Honesty and transparency are crucial. Agile is all about adapting to change: plans can change. Go back to step one and restart the planning, addressing the next layer of work in a new sprint.
You can execute the same routine even if you work independently.
1.5.2 Collaborate with others and get feedback
Collaborate: Before you start running the study you should assess your available resources, that means time and own expertise to see whether the study design is feasible. If there is an opportunity to work collaboratively and you think that the project can benefit from the expertise of another researcher, you can approach the person and ask whether they would be interested to work together on the project. Joining resources might relax your resource availability constraints. It may further ensure that you engage in a reproducible research process.

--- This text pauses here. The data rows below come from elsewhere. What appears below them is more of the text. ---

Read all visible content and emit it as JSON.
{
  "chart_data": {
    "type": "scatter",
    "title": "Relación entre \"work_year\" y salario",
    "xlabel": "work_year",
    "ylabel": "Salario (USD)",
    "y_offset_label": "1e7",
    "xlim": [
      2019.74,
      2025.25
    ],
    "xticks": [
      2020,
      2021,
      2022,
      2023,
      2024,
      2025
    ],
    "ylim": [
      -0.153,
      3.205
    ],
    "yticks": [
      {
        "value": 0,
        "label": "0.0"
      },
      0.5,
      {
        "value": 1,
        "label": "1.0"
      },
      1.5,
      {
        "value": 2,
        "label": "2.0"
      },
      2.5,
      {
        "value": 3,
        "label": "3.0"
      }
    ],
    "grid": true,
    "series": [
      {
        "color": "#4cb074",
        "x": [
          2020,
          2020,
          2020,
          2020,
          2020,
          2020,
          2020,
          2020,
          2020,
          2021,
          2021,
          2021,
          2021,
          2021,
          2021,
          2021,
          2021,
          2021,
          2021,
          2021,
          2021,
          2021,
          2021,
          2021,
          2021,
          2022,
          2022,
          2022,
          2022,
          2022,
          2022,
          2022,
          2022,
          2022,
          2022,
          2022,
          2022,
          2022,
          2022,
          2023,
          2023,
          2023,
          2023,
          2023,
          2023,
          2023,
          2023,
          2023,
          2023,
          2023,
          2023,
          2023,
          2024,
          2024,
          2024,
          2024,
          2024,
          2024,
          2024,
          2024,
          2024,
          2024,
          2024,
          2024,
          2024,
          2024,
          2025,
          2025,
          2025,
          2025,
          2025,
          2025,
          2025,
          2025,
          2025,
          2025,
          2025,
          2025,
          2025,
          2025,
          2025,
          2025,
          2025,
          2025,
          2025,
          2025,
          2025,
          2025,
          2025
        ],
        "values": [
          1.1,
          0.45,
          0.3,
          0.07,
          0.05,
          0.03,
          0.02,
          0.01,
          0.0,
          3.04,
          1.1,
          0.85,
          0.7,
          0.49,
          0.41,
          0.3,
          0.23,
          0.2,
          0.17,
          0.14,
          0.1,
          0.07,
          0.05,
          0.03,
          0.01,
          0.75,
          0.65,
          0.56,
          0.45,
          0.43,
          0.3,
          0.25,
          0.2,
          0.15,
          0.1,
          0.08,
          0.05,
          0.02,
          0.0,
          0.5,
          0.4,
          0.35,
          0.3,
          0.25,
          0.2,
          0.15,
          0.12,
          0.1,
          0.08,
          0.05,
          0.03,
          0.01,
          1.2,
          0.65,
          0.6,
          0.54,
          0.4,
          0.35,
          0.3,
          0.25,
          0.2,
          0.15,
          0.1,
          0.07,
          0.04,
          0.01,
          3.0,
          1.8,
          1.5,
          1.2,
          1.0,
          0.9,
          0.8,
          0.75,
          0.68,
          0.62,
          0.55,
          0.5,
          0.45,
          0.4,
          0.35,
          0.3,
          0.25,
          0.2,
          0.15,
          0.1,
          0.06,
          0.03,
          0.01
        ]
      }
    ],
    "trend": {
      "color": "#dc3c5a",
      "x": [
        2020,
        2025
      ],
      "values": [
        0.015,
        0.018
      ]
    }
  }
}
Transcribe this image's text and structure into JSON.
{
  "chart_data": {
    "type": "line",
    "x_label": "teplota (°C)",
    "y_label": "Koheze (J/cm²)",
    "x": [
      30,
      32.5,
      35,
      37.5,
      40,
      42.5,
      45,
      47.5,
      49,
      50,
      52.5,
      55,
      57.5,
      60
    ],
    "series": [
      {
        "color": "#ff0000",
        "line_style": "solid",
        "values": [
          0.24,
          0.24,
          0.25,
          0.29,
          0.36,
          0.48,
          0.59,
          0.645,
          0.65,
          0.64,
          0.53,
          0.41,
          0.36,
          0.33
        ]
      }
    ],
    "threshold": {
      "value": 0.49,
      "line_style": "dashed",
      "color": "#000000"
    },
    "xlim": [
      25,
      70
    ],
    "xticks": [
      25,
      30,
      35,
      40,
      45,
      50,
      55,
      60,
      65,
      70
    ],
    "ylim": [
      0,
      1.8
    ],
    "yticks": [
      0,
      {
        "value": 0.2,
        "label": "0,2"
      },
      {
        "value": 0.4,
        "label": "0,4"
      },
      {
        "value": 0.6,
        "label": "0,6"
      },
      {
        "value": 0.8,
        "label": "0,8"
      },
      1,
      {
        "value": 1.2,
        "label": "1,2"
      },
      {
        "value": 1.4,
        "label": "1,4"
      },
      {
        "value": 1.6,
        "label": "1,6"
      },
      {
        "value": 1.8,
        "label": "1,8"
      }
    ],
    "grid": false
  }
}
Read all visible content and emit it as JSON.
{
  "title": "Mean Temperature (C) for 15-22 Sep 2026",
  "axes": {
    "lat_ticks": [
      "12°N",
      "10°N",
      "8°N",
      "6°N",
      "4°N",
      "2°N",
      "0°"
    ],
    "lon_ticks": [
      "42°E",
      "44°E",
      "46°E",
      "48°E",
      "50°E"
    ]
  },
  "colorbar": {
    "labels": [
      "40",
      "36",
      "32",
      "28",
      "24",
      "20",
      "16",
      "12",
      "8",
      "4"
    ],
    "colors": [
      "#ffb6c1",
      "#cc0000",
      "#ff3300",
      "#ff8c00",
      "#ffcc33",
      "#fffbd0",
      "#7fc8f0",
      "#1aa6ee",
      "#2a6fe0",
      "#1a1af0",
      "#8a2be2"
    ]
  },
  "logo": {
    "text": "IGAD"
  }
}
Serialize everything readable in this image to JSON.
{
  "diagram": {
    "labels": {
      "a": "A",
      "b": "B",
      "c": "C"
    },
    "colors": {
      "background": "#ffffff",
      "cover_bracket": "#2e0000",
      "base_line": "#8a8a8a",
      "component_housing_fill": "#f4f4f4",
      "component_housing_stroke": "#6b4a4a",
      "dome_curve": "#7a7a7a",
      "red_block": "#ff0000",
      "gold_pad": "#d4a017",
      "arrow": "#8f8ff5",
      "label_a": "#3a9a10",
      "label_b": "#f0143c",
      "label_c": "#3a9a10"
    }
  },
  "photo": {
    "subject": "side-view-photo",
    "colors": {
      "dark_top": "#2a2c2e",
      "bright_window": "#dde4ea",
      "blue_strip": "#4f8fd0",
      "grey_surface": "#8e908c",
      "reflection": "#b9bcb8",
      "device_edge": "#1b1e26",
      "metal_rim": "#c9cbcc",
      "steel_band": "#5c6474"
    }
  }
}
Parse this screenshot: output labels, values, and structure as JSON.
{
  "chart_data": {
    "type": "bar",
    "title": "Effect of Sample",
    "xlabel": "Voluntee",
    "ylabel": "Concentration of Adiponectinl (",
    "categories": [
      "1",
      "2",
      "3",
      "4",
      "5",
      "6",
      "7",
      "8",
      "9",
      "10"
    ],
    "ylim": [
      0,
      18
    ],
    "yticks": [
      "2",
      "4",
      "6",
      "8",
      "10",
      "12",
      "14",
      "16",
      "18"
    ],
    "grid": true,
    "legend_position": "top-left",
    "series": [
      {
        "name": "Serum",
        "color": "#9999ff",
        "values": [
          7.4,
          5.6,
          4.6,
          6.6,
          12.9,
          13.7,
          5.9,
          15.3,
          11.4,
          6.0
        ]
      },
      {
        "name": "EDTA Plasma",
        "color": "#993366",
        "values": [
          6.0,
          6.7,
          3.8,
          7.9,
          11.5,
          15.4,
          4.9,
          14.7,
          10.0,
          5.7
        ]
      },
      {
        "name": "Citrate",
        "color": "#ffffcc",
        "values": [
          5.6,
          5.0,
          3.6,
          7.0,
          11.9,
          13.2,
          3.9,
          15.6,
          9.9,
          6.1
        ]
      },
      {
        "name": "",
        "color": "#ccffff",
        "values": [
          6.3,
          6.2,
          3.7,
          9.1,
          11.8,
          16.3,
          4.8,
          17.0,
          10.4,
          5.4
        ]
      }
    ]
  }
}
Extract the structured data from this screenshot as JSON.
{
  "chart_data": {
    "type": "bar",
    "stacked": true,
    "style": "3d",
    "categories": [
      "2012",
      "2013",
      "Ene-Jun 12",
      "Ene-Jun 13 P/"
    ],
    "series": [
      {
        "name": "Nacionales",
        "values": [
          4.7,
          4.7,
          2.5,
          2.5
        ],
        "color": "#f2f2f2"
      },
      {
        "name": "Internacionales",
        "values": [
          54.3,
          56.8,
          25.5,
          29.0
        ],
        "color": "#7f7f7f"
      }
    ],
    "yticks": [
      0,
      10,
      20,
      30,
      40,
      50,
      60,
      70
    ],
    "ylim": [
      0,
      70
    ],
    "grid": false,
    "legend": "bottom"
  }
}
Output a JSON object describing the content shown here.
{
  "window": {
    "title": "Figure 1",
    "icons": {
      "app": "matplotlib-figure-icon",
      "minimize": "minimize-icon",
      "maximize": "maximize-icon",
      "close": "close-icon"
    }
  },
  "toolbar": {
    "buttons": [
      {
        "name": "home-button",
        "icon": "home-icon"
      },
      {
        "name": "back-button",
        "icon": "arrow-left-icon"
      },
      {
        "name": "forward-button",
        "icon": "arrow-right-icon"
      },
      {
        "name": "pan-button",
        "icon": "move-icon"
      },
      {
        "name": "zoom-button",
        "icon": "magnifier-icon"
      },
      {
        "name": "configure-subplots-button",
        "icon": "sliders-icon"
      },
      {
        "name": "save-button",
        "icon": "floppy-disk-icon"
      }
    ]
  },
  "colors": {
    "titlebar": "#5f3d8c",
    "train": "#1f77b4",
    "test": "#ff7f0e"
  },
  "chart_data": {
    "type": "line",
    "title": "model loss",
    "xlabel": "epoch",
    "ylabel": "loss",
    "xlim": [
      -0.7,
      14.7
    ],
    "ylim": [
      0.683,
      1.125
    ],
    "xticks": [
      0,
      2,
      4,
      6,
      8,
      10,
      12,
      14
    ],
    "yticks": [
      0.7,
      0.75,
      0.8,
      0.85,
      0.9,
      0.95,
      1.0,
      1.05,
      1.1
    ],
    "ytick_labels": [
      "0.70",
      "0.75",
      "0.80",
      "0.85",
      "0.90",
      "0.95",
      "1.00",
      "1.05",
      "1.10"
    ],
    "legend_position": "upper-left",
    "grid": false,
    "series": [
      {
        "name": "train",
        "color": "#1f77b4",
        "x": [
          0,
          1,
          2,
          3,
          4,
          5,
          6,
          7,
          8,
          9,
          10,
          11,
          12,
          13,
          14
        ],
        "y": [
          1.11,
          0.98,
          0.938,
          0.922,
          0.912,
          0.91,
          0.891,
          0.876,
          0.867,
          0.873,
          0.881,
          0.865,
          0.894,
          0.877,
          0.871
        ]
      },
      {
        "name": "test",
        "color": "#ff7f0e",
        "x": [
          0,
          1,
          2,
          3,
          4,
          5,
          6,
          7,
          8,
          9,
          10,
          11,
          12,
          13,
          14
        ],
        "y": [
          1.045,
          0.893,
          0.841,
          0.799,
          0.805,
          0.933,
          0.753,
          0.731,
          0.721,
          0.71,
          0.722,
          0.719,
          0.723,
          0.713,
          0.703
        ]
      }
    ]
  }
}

Plan to get feedback - create your personal senior advisory board: Besides your collaborators, set up your personal senior advisory board of the project. This could be anybody with experience related to your research project (other students, PhD candidates). Define when you plan to meet your advisors and present the progress of your work. Define the specific competencies with which seniors can help you with your project. This could include advising on study design, methods, programming or interpretation of the results. If you work on a longer-term project, find suitable workshops and conferences to present your work and get feedback. Do not forget to account for time and resources to proof-read and edit your research findings in a paper.
1.6 Resources Box
An overview article of the principles of reproducible research and practical application: Orozco V, Bontemps C, Maigné E, Piguet V, Hofstetter A, Lacroix A, et al. How to Make a Pie: Reproducible Research for Empirical Economics and Econometrics. Journal of Economic Surveys. 2020;34(5):1134–69. https://doi.org/10.1111/joes.12389
A guideline to minimize the risk of reporting false positives (type I errors), improve the quality of hypothesis-testing research and statistical reporting: Meyer, Klaus E., Arjen van Witteloostuijn, and Sjoerd Beugelsdijk. 2017. “What’s in a p? Reassessing Best Practices for Conducting and Reporting Hypothesis-Testing Research.” Journal of International Business Studies 48 (5): 535–51. https://doi.org/10.1057/s41267-017-0078-8.
1.7 Checklist to get started with your reproducible project
- Define the resources available and needed to perform your reproducible research project.
- Set up a working plan that includes important milestones and minimal goals to achieve.
- Decide for a project management method to organize your work, for example, agile methods or SCRUM.
- Define the tools and software for management of references, notes and editing of text and statistical software you will be using. Obtain access if needed.
- Define relevant collaborators and stakeholders critical in persuing your research project.
- Define important milestones and achievements.